O máximo que poderá ocorrer é o que já esta acontecendo, ou seja, o governo aumentar os investimentos nos programas Prouni e Fies, por conseguinte, provocando o aumento do contingente de estudantes das caras, faculdades privadas. A divisão nas faculdades privadas será assim: 40% Prouni, 40% Fies e 20% que pagaram normalmente. Já as públicas sofreram perdas substanciais na qualidade e no seu quadro de professores, leve-se em conta, os professores que abrirão mão do tempo integral para ensinar nas privadas, assim, com menos tempo para se dedicar às pesquisas a faculdade pública perderá seu grande diferencial o tempo e a dedicação exclusiva dos seus professores.

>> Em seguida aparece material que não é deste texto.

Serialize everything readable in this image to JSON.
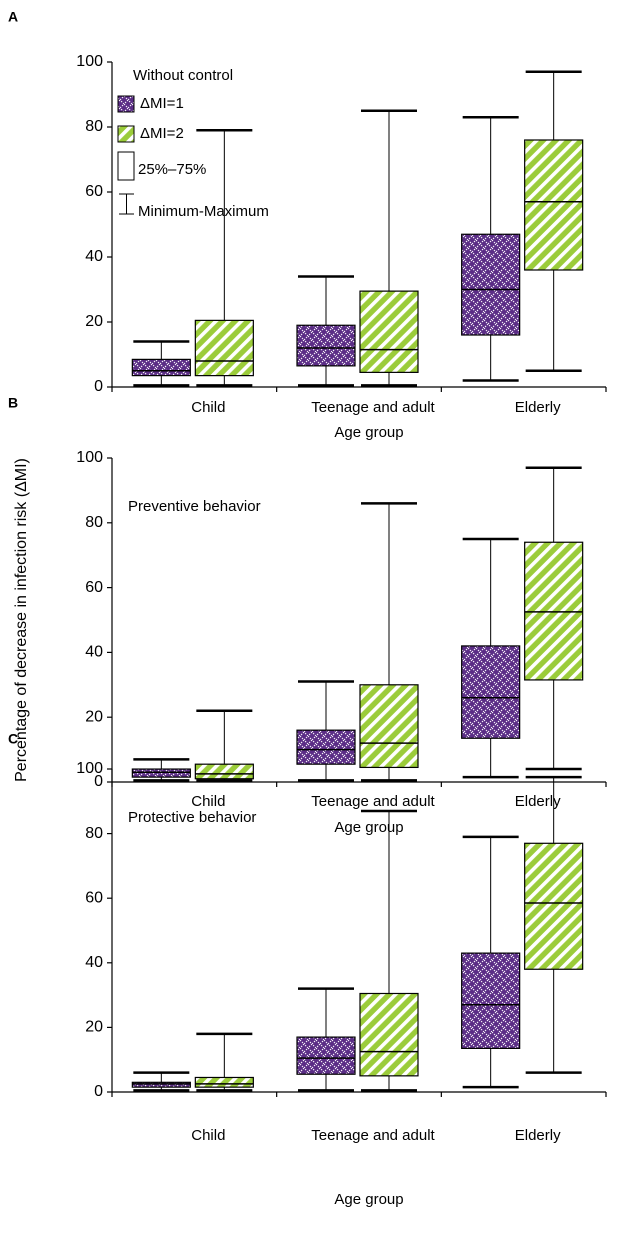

A abertura das públicas para as pessoas de menor poder econômico contra o grande negócio que se tornou as privadas, para seus investidores, levara alguns setores acadêmicos a quase monopolização de alguns cursos como já esta acontecendo com o Direito e a Administração. Em suma, a intenção das cotas até pode ser boa, mas como tudo nesse país terá por fim o interesse econômico de poucos abastados. E disse a sabedoria popular: a água só corre para o mar.
Ser contra ou a favor das cotas é o mínimo que podemos fazer. Seria muito mais interessante se toda a sociedade participasse dessa decisão discutindo e aprimorando a ideia, assim alcançariamos outros caminhos que satisfizesse a maioria. Isto, sim, seria mais democrático.